Man weiß erst, was man hat, wenn es weg ist.

Warum Sie Ihre tracking und Tagging-Einstellungen überwachen müssen

Es ist wahrscheinlich der größte Albtraum für Online-Fachleute, Entscheidungsträger und Datenanalysten: unzuverlässige und unvollständige Daten.

In jeder Organisation bilden Daten die Grundlage für strategische Entscheidungen, die Lösung von Problemen und die Fähigkeit, Marketingkampagnen durchzuführen und zu bewerten. Wir sind zunehmend auf die Qualität der gesammelten Daten angewiesen, um relevant und wettbewerbsfähig zu bleiben.

Darüber hinaus hängt die Durchführung von Online-Marketingkampagnen zunehmend von vertrauenswürdigen Daten ab.

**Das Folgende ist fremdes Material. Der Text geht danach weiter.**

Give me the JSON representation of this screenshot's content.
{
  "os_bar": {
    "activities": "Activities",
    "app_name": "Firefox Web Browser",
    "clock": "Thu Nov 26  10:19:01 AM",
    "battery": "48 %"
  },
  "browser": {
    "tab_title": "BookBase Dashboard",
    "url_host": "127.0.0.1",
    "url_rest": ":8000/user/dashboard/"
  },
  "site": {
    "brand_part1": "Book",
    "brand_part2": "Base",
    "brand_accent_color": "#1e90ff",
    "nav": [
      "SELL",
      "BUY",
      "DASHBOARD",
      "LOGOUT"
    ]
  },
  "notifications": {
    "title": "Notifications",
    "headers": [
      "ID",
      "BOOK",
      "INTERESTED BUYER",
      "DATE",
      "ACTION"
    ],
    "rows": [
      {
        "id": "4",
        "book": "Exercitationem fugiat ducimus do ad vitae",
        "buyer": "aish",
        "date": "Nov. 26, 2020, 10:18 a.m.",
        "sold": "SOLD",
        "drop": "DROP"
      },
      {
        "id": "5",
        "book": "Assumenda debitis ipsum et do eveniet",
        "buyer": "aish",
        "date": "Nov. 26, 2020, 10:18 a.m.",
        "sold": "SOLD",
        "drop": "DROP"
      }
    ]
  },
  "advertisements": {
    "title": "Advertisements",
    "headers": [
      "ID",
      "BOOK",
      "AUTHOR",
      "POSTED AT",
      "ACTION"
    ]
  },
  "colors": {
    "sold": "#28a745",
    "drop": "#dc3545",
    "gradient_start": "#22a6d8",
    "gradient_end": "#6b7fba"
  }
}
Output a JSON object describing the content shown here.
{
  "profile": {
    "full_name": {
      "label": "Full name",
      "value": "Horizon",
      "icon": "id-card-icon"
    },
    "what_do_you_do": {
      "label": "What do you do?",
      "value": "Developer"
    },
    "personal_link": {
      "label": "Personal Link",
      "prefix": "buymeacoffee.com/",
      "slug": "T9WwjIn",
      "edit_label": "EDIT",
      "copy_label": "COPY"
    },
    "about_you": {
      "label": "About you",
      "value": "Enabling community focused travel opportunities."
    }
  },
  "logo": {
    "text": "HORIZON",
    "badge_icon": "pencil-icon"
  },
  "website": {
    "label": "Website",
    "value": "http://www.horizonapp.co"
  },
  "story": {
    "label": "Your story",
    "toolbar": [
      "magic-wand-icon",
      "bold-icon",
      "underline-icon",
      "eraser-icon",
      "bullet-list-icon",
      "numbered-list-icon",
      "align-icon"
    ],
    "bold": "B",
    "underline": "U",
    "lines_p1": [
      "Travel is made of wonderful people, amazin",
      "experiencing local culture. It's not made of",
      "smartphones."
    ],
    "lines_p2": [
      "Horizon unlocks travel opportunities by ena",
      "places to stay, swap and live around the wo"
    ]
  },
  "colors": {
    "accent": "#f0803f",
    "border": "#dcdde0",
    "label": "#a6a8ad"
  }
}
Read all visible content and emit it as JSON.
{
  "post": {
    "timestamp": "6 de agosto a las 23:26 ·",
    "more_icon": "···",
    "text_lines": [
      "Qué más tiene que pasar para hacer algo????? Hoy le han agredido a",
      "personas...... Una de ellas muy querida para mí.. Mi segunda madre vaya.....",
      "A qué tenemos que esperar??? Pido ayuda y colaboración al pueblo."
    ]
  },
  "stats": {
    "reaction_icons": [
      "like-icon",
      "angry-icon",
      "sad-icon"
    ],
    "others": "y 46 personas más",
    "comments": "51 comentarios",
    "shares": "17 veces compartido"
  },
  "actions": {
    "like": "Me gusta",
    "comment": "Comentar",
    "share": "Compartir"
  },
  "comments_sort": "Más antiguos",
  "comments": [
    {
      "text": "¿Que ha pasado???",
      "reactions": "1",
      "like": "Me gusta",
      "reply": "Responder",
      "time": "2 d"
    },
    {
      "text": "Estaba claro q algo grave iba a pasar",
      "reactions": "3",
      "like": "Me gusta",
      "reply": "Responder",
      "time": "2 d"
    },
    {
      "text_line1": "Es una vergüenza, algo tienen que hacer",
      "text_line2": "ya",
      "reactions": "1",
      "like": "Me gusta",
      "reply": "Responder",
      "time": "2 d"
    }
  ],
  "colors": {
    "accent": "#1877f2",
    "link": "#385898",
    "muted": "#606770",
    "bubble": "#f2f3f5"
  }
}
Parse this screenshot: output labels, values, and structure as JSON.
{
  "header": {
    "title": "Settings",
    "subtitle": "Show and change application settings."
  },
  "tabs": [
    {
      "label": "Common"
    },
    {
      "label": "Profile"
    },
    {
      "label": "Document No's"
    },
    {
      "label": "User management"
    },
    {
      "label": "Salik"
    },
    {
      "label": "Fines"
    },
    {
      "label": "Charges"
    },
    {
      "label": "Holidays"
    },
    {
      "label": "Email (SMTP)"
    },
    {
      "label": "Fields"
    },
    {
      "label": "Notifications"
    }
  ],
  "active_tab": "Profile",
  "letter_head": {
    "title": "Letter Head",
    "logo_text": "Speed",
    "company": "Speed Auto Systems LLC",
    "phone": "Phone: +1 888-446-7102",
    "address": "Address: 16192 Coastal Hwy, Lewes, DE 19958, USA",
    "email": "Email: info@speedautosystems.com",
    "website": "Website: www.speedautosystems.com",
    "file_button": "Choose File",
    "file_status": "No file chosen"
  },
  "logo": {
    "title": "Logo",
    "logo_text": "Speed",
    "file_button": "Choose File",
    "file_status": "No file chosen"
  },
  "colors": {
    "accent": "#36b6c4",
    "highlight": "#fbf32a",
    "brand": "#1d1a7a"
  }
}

Algorithmen, die beispielsweise von Google, Microsoft und Meta verwendet werden, arbeiten effektiver, wenn Sie ausreichend und korrekte Daten in ihre Systeme einspeisen.

Daher ist es nicht verwunderlich, dass die Datenerfassung schon seit geraumer Zeit im Rampenlicht steht. Bereits 2019 war dertracking zwischen Safari und Mozilla auf der einen Seite und Vermarktern auf der anderen Seite in vollem Gange. Seitdem sind viele Episoden zu dieser Saga hinzugekommen, zuletzt die Einführung von iOS17 und die Entfernung vontracking . Mit der Einführung neuer Technologien wie server-side und Data Warehousing wird die Landschaft immer technischer.

Falsche oder fehlende Daten vermitteln ein falsches Bild Ihrer Kapitalrendite, Algorithmen können ihre Aufgabe nicht richtig erfüllen und letztendlich verschwenden Sie einen Teil Ihres Werbebudgets.

Trotz aller Aufmerksamkeit für die Datenerfassung ist die traurige Realität in den meisten Unternehmen, dass die Beteiligten nicht einmal wissen, ob und wann Tags ausgelöst werden oder nicht. Die meisten Websites verfügen über ein umfangreiches Monitoring für ihre Website-Infrastruktur, aber die Funktion von Tag-Containern und tracking wird häufig übersehen, obwohl sie einen erheblichen Einfluss haben. Die korrekte Tagging und tracking, ein entscheidender Aspekt für die Erfassung konsistenter und genauer Daten, wird fast immer übersehen.


Tracking

  1. Mit Tag-Managern können Marketingfachleute ohne die Hilfe eines Entwicklers Code in Ihre Website einfügen. Gleichzeitig verfügen diese Tag-Manager jedoch nicht über eine Sicherheitsvorrichtung, die verhindert, dass neuer Code mit anderen Inhalten oder Objekten in Konflikt gerät. Sie werden nicht benachrichtigt, wenn Tags nicht geladen werden, fehlerhaft funktionieren, Fehler und Konflikte verursachen oder Ihre Seiten verlangsamen.
  2. Häufige Aktualisierungen der Website sowie Technologien von Drittanbietern können zu Fehlern führen, die eine Erfassungslücke von mehreren Tagen bis zu einigen Wochen zur Folge haben. Probleme werden erst bemerkt, wenn es bereits zu spät ist und der irreparable Schaden an den Daten und der Datenqualität bereits entstanden ist.
  3. Abhängigkeiten und Risiken nehmen mit der Zeit zu, da die Zahl der Technologiepartner und Tags wächst, die jeweils einen potenziellen Fehlerpunkt darstellen.
  4. Ein Mangel an Prozessen, Wissen und Kommunikation zwischen Teams, Abteilungen und externen Agenturen stellt ein Risiko dar. Dieses Risiko ist für Unternehmen mit mehreren Domains und größeren Teams sogar noch größer.
    Manuelle Online-Überprüfungen der Tagging-Einstellungen sind zeitaufwändig und nicht konsistent. Die Ergebnisse werden beispielsweise durch die Tageszeit, den Standort, das Gerät und den Browser beeinflusst. Es ist unmöglich, alle Randfälle zu testen.
  5. Sie können nicht alles beeinflussen, wenn es um tracking Tagging geht. Beispielsweise könnte der Endpunkt offline sein oder eine API könnte fehlerhaft funktionieren, ohne dass Sie davon wissen.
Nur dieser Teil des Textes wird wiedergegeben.